Personally I’d like to drop the requirement for #SPF because it severely impairs email transport, but the time isn’t ready yet. Too many companies making money with it forming a too large lobby voting against SPF dismissal.

@patrickbenkoetter @seanthegeek @lairsdragon @bsi I see a big problem: a) popular MUAs hide the From: address and only show the name (and users wouldn't be able to validate the address anyways), so b) orgs have started to add "EXTERNAL" warnings to inbound mails, thereby breaking DKIM signatures (which are worthless anyways because of a)). Spam and Phishing also have valid DKIM signatures, because they use throwaway domains or hijacked legitimate mail accounts. Much ado about nothing...
@patrickbenkoetter @seanthegeek @lairsdragon @bsi Just look at SpamAssassin or rspamd's default scores: very little positive impact of valid DKIM signatures, but negative impact of invalid signatures, which are mostly due to configuration errors or forwards/mailing lists of legitimate users.
@cm @seanthegeek @lairsdragon @bsi Well that’s mostly because the operational model is wrong - at least that’s what comes to my mind first. Validated identity can only be the precondition to build reputation upon. This said it makes sense to give only slightly positive scores when a DKIM signature validates. What OSS email filter lack is a real useful reputation backend. That’s where commercial products come in.
@patrickbenkoetter @seanthegeek @lairsdragon @bsi Given the high number of bad mail I get from completely legitimate outlets (either stolen accounts or the likes of gmail and O365), I don't see how that could work. What would be needed is matching between the content of the message and the sender, and flagging if that is off. That *might* work for banks etc, but for general business emails?
@cm @seanthegeek @lairsdragon @bsi what would we gain if we were able to match sender and content? What kind of relation would you like to create and validate?
@patrickbenkoetter @seanthegeek @lairsdragon @bsi Phishing. People click on links in the body that say "$BANK", and completely ignore that the sender has nothing to do with $BANK. DKIM/SPF/DMARC as discussed here validate the sender...
@cm @seanthegeek @lairsdragon @bsi sorry for nit picking on this but I think it’s very important to be precise on this: #spf and #dkim only serve to authenticate the senderdomain, but not the sender. While DKIM could do that in theory nobody does that in practice. If you want to authenticate the sender your best call is to sign the message itself. And most OSS people won’t like this, but the best call here is S/MIME. All MUAs support it.

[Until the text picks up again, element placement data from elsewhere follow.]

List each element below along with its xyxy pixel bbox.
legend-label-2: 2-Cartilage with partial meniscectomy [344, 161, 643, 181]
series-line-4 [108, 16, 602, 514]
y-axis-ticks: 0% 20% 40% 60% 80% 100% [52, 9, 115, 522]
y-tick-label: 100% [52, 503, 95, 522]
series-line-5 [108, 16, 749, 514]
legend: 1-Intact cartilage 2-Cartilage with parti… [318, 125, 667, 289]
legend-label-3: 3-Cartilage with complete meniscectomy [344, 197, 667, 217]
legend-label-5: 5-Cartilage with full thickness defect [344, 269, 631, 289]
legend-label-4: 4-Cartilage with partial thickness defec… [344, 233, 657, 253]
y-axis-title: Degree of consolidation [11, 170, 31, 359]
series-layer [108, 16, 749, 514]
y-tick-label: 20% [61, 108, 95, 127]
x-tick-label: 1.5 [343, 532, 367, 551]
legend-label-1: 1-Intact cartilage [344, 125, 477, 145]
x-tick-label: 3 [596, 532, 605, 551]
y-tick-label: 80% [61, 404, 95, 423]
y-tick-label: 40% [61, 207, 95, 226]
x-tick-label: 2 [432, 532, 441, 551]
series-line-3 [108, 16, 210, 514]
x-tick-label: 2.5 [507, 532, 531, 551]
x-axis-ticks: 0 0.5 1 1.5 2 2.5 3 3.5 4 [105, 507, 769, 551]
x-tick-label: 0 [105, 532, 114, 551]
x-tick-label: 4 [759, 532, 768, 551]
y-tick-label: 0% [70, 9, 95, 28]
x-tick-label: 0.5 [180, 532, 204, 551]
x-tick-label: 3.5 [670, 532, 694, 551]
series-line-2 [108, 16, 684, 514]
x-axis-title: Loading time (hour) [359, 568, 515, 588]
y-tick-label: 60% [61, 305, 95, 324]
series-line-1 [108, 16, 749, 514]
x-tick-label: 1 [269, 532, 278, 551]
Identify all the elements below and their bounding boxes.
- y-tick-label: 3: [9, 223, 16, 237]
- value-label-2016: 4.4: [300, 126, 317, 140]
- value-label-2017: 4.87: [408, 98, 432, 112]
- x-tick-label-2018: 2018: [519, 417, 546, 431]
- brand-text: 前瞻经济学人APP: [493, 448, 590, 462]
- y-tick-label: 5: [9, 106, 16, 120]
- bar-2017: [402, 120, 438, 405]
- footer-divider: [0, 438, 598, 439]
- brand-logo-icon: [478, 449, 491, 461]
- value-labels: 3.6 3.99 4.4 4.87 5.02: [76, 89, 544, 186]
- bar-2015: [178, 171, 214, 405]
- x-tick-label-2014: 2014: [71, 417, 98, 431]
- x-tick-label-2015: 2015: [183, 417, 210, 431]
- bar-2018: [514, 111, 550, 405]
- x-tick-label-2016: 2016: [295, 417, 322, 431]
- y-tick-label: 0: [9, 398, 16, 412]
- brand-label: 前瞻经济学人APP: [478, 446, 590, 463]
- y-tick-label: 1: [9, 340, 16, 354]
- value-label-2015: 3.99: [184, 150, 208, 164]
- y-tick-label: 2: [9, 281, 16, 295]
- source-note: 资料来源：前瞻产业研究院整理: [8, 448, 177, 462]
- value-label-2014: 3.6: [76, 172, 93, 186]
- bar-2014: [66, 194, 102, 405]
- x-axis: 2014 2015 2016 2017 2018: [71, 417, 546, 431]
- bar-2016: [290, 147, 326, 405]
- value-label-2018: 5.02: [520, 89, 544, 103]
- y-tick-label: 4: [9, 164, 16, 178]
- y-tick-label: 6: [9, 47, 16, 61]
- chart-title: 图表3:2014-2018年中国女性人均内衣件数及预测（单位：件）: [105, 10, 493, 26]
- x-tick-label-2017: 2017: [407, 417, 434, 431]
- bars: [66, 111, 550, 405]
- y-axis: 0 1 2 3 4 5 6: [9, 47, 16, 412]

@patrickbenkoetter @seanthegeek @lairsdragon @bsi You're of course correct with your nitpicking, but for the purpose of the phishing discussion we're talking about the domain anyways.

(And don't get me started on PGP and/or S/MIME. Both horses were dead back in 2000 when I worked on support for them in Sympa...)

@cm @seanthegeek @lairsdragon @bsi the problem with pgp is most people’s lack of interest in building a web of trust. They want something to use out of the box. Whereas one may use S/MIME out of the box, cert acquisition and management really suck. Think cross device usage and last but not least the challenge you meet when you don’t want to store your private key on e.g. your smartphone (read: in the cloud).